Chris - When this material arrives at Earth, what might it be able to do? We've talked about the health of our bodies being hit by sunlight and material from the sun such as UV radiation. But what about when these storms fling this debris our way, what impact does it have?

Stephanie - So as I've already mentioned, we have the spectacular displays of the Aurora, but you can also really affect our technology. Obviously we're very reliant on our technology nowadays and it can affect things like the power grids that we've already spoken about. So we can have power outages and the transformers can be severely damaged. They can affect things like the railway networks. Space flights - so astronauts on space walks, they can receive radiation, or even if you're on a passenger plane, if you're a passenger or crew on an airline aircraft, and also it can affect the actual electronics itself. So it can affect the aircraft itself or satellites and therefore affect communications and things like GPS.

Chris - How does it do that because this is just material coming from the sun, so how can it cause trains to go off kilter and electricity grids to melt down?

Stephanie - Well, it's all to do with the communication. So you can get things like signalling errors, for example, if the timings don't add up and that's all to do with communications going down. The power grids -  you get currents induced in the ground from the changing of the magnetic field, of the Earth's magnetic field, so this can affect the power grids. And you can have power outages for hours but sometimes, if it's strong enough, then you can damage the transformers and they can take even several years to fix them.

Chris - So this has actually happened, it has a documented history of happening, and this is not just speculation -  we've got this down, we know this happens?

Stephanie - Yeah. So one of the more recent events was in 1989, actually, where 6 million people went without power for nine hours in Quebec. And so this cost probably millions or billions of pounds. The biggest event we know of is called the Carrington event, quite a few people have heard of this, which was back in 1859. And we weren't so reliant on technology then so it only really affected the telegraphs and the telegraph operators were receiving shocks. But we had a near miss in 2012 -  we call this the Near Miss Event, and it was during the Olympics. And so this eruption was actually not Earth directed, but if it was, maybe we might've lost the coverage of the Olympics. So who knows we're, you know, sitting and waiting for the next event to occur.
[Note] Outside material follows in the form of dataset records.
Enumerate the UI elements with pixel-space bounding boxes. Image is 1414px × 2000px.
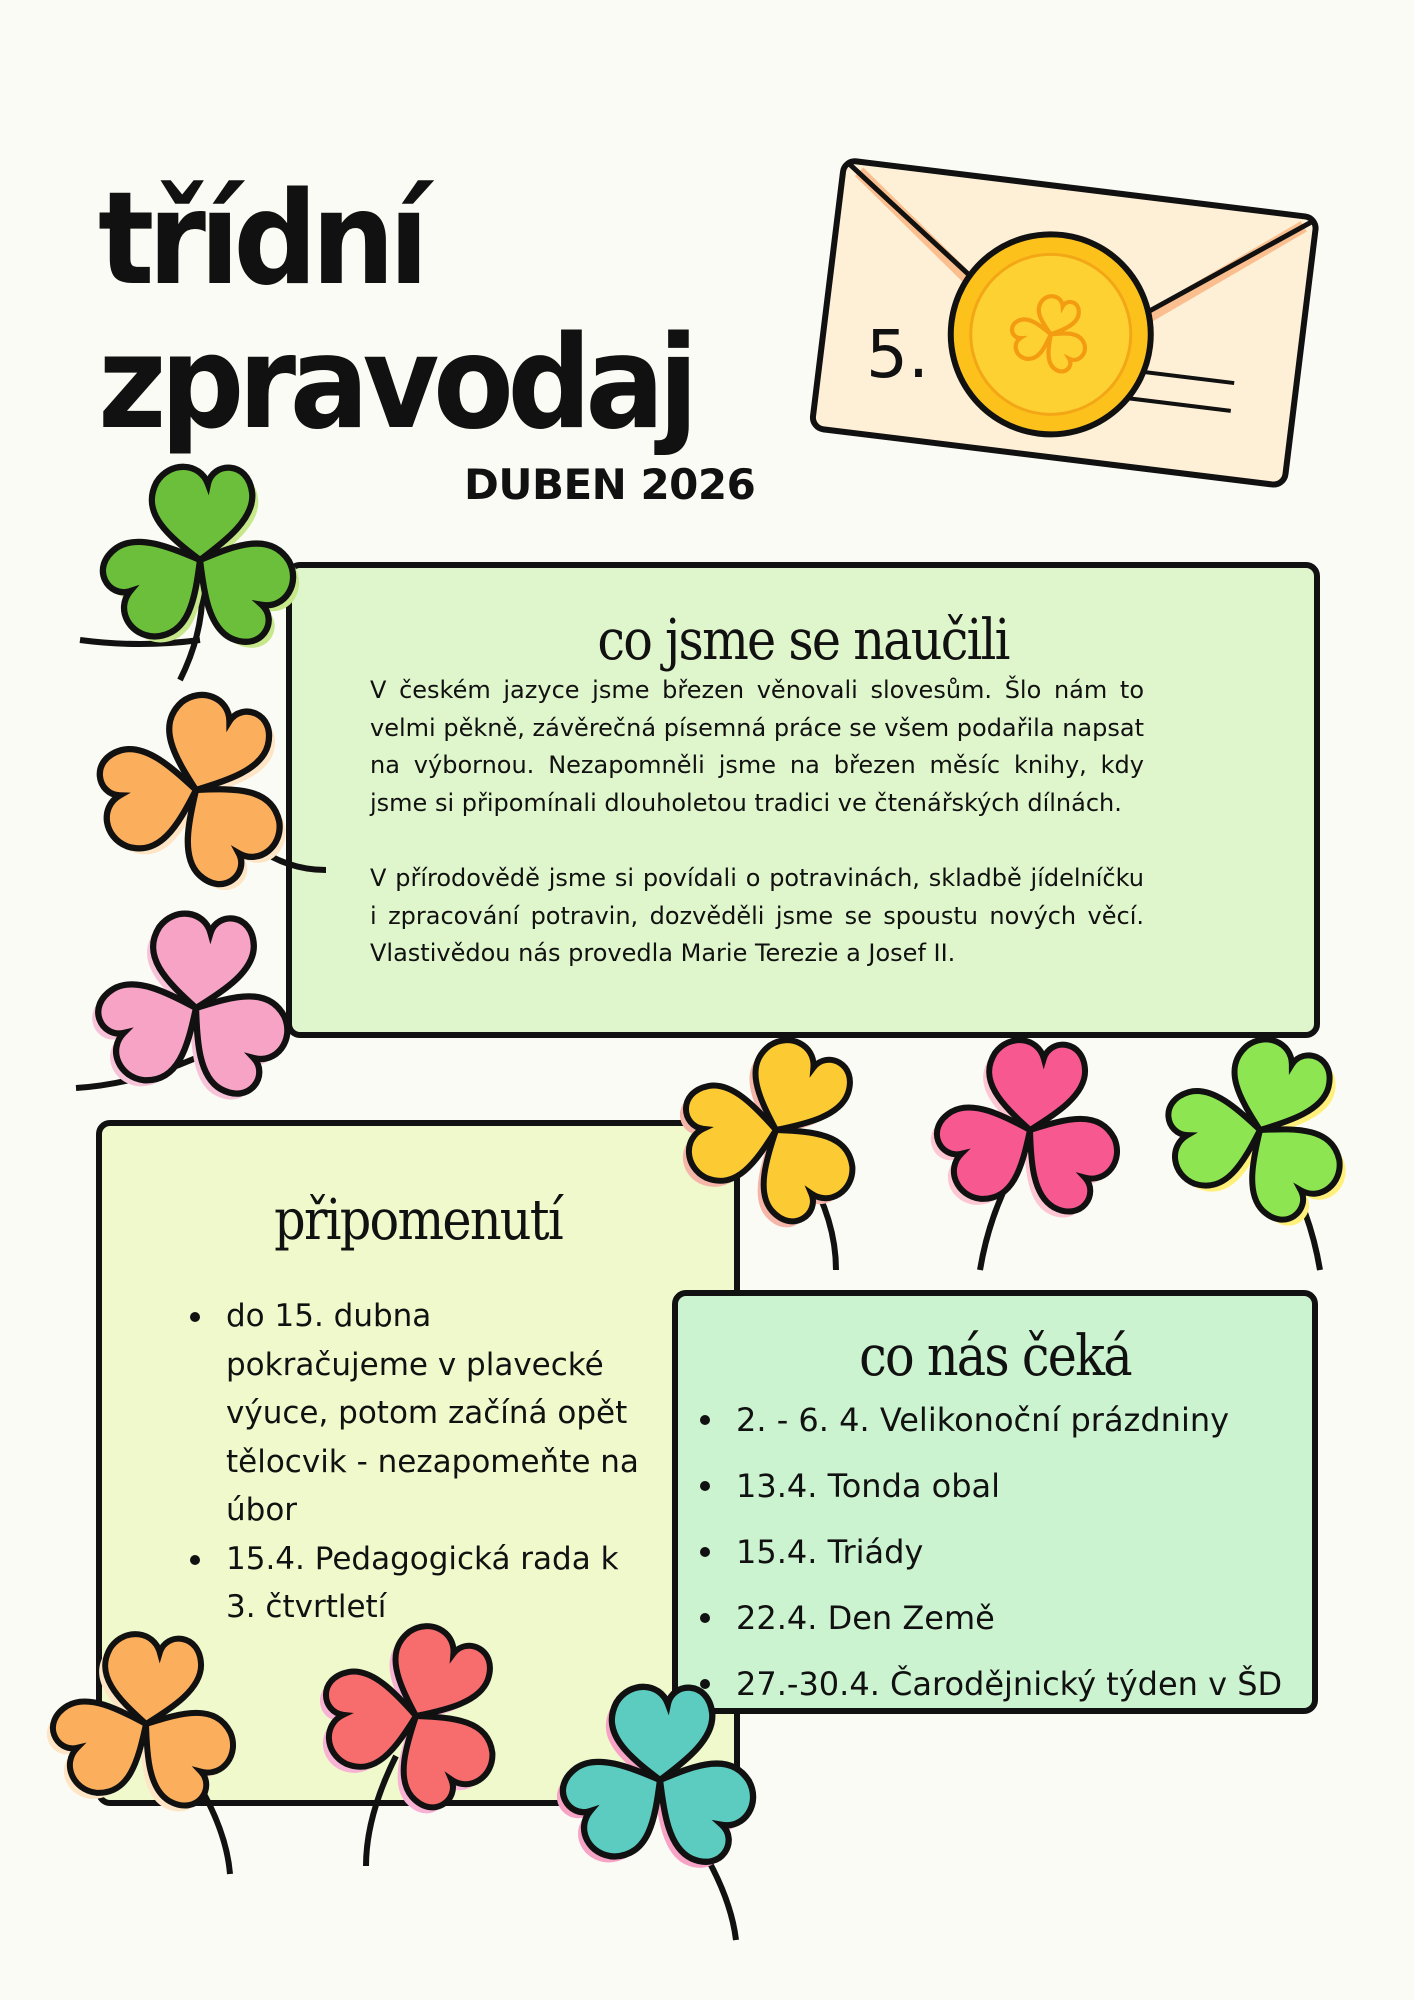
reminders-list [190,1292,640,1632]
reminders-heading: připomenutí [274,1188,562,1253]
list-item: do 15. dubna pokračujeme v plavecké výuce, potom začíná opět tělocvik - nezapomeňte na úbor [190,1292,640,1535]
clover-teal-icon [660,1780,661,1781]
clover-orange-bottom-icon [146,1724,147,1725]
learned-section [286,562,1320,1038]
learned-paragraph-1: V českém jazyce jsme březen věnovali slovesům. Šlo nám to velmi pěkně, závěrečná písemná práce se všem podařila napsat na výbornou. Nezapomněli jsme na březen měsíc knihy, kdy jsme si připomínali dlouholetou tradici ve čtenářských dílnách. [370,676,1144,817]
issue-month: DUBEN 2026 [464,460,756,509]
issue-number: 5. [866,316,929,393]
clover-coral-icon [416,1716,417,1717]
clover-green-icon [200,560,201,561]
upcoming-list [700,1396,1320,1726]
newsletter-title-line1: třídní [98,165,423,314]
list-item: 2. - 6. 4. Velikonoční prázdniny [700,1396,1320,1444]
upcoming-section [672,1290,1318,1714]
list-item: 15.4. Triády [700,1528,1320,1576]
list-item: 15.4. Pedagogická rada k 3. čtvrtletí [190,1535,640,1632]
clover-pink-icon [196,1008,197,1009]
list-item: 13.4. Tonda obal [700,1462,1320,1510]
upcoming-heading: co nás čeká [859,1324,1131,1389]
clover-lime-icon [1260,1130,1261,1131]
clover-orange-icon [196,790,197,791]
list-item: 27.-30.4. Čarodějnický týden v ŠD [700,1660,1320,1708]
clover-magenta-icon [1030,1130,1031,1131]
list-item: 22.4. Den Země [700,1594,1320,1642]
learned-heading: co jsme se naučili [597,608,1009,673]
learned-paragraph-2: V přírodovědě jsme si povídali o potravinách, skladbě jídelníčku i zpracování potravin, dozvěděli jsme se spoustu nových věcí. Vlastivědou nás provedla Marie Terezie a Josef II. [370,864,1144,967]
newsletter-title-line2: zpravodaj [98,309,693,458]
clover-yellow-icon [776,1130,777,1131]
Chris - Perish the thought! So are we watching closely though? Do we have a way to do as good a forecasting for what the sun is doing as we can really forecast for weather on some parts of the surface now? Is there actually a physical program in place to do that?

Stephanie - Yeah. So we're sitting and staring at the sun and we're predicting all the time. Essentially what happens is an eruption will occur at the sun and we will then put this into models and model when it will arrive at Earth, but it's a bit harder than weather prediction so it's still quite difficult to do. And also, for example, the power grid or the national grid, they'll want five days of warning and we can't necessarily give them that lead time. So ideally scientists such as myself look at the regions that these eruptions come from to try and predict them before they happen, rather than once they've occurred. And even then things can go awry. And the eruption doesn't cause as much disruption as we thought, or it doesn't hit us head on, so obviously things evolve as they travel through space.

Chris - Is there anything we can do about this if you do detect an Earth bound storm coming our way?

Stephanie - So the main things, for example, for the power grids you can spread out the power, so you're less likely to get damaged. Or for example, if you're in an aircraft, you can fly at lower altitudes or I guess in a really extreme case you can ground the flights, but obviously doing stuff like this costs money. So we have to be sure that these events are going to happen and are going to affect us.